Data integrity: Theoretically, these key relationships may be specified and enforced by a database to insure data integrity. In practice, however, most production databases turn this capability off for performance reasons - making it difficult to reconstruct the context of key relationships and uncover if different sensitive fields are actually related.

Hidden Sensitive Data: Sometimes sensitive information can be derived from innocuous looking fields. For example, a Web logon may contain the last four digits of a social security number or a demographic code may reveal the age and gender of a person.

Finally, we have a problem with reporting and remediation. For unstructured data, the unit of analysis for reporting and remediation is a file. For structured data, it is a column, a row or a value. While it is usually straight-forward to quarantine a file, it is very difficult to do the same thing for database rows and columns since they are used by different applications in a variety of ways that are difficult to capture.

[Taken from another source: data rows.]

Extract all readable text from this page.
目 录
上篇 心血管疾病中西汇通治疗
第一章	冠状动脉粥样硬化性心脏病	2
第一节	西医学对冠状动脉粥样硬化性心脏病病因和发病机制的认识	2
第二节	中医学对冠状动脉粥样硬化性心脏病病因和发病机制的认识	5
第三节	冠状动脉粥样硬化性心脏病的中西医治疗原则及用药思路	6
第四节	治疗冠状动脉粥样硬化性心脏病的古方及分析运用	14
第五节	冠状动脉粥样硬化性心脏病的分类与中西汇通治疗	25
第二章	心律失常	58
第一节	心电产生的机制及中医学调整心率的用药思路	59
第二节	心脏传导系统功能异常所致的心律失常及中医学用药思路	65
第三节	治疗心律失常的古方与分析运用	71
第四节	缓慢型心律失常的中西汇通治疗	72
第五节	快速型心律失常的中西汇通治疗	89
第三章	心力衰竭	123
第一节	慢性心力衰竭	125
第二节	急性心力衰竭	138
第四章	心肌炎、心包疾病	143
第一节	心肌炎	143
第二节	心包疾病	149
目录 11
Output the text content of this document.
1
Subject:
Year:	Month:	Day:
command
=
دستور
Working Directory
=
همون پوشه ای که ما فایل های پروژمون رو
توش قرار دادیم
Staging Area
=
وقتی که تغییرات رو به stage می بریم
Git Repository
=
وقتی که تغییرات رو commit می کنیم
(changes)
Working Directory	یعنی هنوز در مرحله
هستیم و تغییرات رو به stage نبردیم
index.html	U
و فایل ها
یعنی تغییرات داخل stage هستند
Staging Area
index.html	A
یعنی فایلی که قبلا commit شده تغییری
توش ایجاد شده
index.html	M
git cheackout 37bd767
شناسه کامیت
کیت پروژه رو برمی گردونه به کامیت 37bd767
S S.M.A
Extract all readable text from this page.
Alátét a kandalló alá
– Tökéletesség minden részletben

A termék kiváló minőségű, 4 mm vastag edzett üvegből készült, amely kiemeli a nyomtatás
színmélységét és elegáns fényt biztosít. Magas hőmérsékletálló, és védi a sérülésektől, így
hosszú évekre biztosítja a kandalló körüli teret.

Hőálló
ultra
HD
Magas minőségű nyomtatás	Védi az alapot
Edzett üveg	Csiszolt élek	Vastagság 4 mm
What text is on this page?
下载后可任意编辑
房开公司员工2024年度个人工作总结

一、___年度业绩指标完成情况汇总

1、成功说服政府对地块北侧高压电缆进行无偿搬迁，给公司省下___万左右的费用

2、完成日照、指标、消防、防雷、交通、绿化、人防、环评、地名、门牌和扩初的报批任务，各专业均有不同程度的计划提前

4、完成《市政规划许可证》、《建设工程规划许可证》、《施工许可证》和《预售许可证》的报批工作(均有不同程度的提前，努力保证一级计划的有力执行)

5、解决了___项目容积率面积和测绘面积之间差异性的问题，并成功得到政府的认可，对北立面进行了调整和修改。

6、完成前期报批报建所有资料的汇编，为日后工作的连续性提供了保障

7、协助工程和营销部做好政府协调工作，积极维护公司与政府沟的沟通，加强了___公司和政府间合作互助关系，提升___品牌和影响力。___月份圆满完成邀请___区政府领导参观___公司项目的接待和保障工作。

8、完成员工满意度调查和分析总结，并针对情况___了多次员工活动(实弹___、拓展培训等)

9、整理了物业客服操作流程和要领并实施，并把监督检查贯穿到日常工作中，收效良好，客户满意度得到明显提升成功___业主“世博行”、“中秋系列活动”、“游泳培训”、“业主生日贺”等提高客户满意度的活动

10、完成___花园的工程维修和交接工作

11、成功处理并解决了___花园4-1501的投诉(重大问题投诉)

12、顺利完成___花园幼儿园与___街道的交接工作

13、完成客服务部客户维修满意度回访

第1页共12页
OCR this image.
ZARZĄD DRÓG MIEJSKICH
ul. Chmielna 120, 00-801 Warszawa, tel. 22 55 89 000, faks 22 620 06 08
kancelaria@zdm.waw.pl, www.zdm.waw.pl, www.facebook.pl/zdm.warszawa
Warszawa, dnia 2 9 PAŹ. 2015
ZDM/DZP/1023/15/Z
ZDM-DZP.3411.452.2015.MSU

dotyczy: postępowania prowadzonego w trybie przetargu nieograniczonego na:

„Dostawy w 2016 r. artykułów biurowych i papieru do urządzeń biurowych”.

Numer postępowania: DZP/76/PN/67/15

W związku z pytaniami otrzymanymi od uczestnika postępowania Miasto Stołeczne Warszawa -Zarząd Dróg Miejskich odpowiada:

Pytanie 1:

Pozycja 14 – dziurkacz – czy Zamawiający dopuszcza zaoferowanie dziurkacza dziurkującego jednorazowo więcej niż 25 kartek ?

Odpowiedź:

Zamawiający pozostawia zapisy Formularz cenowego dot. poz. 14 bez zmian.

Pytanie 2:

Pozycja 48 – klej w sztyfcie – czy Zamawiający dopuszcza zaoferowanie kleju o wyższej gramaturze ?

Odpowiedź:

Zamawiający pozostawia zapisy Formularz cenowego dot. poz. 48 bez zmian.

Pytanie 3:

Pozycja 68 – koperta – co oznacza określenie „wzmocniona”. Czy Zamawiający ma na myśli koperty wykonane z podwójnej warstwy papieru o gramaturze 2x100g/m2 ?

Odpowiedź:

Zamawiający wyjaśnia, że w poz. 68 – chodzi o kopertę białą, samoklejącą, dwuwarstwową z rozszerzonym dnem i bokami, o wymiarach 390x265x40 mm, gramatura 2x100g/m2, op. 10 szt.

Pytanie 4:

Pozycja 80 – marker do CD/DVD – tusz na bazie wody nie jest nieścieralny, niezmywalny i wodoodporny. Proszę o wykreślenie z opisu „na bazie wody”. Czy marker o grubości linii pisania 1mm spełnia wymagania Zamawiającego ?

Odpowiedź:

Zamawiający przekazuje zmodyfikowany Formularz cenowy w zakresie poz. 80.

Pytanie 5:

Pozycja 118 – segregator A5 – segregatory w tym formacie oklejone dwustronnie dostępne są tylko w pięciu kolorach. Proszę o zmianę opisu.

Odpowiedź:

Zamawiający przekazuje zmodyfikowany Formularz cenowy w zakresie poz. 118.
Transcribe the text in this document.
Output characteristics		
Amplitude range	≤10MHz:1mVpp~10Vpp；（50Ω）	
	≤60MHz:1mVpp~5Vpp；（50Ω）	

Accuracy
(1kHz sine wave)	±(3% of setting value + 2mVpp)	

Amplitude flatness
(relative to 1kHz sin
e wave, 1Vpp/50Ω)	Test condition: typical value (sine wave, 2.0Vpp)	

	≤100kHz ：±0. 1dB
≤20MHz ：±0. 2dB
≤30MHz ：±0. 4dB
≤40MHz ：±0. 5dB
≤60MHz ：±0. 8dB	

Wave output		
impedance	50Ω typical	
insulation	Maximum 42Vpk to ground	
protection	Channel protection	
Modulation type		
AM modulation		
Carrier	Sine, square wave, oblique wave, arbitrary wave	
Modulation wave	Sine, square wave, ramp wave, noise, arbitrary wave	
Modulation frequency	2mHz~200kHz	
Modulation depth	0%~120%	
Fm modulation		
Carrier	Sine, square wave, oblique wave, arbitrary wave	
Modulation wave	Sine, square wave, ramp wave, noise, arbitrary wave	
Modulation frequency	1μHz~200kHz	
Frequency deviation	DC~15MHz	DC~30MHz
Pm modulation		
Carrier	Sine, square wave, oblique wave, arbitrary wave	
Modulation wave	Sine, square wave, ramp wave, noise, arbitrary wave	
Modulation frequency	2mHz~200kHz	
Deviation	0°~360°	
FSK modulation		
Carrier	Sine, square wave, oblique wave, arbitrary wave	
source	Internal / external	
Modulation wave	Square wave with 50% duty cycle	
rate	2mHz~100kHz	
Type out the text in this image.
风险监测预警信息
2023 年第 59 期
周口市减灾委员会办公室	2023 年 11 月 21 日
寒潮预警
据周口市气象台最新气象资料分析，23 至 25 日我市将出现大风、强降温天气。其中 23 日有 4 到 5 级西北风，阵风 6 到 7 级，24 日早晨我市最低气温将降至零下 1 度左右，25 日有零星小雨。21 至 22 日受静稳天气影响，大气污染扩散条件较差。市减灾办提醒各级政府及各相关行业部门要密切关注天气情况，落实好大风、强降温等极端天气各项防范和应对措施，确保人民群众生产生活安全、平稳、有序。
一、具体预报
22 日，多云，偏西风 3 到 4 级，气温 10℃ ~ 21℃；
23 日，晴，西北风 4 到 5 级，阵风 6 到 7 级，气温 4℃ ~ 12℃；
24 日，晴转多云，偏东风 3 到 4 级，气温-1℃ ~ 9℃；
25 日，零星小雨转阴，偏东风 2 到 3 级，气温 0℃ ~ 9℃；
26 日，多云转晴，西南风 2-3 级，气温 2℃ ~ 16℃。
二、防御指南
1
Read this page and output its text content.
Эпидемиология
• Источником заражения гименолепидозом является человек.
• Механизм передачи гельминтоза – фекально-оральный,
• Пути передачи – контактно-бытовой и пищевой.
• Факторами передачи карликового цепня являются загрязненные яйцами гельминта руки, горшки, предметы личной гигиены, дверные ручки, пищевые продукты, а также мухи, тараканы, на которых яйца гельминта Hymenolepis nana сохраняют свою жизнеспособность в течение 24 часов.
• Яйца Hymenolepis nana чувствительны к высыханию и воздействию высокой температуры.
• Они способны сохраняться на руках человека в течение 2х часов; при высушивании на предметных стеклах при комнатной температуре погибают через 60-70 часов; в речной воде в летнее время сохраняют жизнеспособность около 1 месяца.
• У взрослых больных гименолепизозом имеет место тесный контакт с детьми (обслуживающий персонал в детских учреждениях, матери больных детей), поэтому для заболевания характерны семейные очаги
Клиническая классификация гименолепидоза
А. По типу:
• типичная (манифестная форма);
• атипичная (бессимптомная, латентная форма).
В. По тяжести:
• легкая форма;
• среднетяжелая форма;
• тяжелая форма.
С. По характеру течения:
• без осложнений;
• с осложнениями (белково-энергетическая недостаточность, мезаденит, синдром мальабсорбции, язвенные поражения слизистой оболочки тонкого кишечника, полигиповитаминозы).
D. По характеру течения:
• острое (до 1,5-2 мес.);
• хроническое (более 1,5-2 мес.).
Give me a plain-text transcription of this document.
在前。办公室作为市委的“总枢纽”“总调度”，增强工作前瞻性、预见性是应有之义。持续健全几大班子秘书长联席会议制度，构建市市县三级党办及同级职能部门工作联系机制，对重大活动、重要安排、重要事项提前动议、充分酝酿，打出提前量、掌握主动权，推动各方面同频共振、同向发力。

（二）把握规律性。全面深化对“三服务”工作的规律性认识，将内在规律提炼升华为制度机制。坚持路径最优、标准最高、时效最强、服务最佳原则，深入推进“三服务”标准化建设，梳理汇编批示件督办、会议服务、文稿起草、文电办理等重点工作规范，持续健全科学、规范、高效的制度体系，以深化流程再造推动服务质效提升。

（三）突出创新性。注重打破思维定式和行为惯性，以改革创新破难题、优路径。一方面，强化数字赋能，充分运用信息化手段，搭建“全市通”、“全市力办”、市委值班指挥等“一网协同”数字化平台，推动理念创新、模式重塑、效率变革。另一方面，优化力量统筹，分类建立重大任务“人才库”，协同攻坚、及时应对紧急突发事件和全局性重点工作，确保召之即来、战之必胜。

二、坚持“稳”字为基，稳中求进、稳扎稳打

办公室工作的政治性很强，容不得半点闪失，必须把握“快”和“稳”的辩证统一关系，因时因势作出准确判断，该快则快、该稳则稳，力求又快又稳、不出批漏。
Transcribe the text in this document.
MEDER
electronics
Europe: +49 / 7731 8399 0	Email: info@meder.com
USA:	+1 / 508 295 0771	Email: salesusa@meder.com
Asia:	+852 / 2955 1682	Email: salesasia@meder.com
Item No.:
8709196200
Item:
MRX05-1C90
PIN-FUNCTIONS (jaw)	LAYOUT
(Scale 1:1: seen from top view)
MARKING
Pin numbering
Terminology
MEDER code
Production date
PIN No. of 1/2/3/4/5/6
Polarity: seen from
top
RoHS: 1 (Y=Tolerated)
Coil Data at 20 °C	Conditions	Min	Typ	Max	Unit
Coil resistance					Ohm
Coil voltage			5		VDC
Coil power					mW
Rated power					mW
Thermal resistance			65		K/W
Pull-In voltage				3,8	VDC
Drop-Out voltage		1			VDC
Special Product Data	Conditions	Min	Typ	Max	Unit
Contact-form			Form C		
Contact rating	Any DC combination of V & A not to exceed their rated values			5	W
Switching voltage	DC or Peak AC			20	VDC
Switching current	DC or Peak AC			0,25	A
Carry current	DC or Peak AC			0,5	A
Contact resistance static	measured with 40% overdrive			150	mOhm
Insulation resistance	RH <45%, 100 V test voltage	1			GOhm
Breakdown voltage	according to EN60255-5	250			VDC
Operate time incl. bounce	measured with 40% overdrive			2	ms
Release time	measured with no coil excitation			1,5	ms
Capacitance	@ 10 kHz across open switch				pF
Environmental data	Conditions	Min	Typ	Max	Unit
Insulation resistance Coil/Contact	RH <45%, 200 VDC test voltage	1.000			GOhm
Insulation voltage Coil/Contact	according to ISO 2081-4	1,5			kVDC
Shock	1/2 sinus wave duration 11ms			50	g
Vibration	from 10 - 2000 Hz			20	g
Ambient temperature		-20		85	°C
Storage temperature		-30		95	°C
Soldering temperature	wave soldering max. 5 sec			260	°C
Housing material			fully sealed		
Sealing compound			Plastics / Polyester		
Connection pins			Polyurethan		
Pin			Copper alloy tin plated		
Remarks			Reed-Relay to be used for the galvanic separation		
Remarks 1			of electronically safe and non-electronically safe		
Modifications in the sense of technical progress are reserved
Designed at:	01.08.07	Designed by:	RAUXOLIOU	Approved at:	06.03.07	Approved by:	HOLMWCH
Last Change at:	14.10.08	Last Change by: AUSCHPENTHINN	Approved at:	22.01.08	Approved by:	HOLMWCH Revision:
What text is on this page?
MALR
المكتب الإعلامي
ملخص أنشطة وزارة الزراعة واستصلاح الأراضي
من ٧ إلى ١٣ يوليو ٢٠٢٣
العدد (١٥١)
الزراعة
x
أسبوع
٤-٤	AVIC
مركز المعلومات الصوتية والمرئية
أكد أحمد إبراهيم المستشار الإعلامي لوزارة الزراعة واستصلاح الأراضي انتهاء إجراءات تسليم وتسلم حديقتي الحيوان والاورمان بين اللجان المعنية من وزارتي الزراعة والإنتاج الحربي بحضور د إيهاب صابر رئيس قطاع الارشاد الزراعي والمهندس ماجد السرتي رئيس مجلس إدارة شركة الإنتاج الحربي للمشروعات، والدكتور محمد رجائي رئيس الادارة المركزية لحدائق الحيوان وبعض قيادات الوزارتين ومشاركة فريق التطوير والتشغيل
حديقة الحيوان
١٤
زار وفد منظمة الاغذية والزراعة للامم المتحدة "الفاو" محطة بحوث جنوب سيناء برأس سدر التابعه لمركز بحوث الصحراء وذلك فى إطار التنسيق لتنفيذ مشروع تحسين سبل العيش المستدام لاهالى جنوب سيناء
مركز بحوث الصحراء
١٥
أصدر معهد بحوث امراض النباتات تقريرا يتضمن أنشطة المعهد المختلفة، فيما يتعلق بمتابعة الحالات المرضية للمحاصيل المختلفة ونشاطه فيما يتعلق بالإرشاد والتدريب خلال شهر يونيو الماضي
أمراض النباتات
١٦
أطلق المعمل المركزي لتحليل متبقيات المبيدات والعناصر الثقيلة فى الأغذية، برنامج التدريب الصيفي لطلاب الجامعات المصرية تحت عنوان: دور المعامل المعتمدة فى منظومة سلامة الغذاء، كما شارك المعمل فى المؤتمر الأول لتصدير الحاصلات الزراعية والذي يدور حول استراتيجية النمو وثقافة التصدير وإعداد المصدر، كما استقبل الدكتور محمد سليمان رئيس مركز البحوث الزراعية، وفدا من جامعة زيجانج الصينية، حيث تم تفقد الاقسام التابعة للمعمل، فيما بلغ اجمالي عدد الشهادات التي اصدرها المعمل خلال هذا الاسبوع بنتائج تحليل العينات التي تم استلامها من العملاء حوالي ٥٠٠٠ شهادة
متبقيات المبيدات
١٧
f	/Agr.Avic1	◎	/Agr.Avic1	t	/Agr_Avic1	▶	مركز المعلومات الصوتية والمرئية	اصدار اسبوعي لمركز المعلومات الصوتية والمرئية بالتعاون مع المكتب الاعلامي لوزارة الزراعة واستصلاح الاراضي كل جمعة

New tools hold the promise of help

The complexity of looking for sensitive data in structured data sets is staggering. Most companies are just beginning to think about protection of company data assets and are embarking on discovery efforts to identify all instances of sensitive data in their structured data systems. In the last two to three years, new data discovery tools have emerged, and are finding a receptive audience – particularly in the financial, government and healthcare sectors – where control over sensitive data is a top priority.

While security professionals are not, nor should they be, data management experts, there is a unique place for security knowledge and expertise in the data management field, and vice versa. With the onslaught of security breaches aimed at the core of a company's assets, there will be a continued integration of these two fields.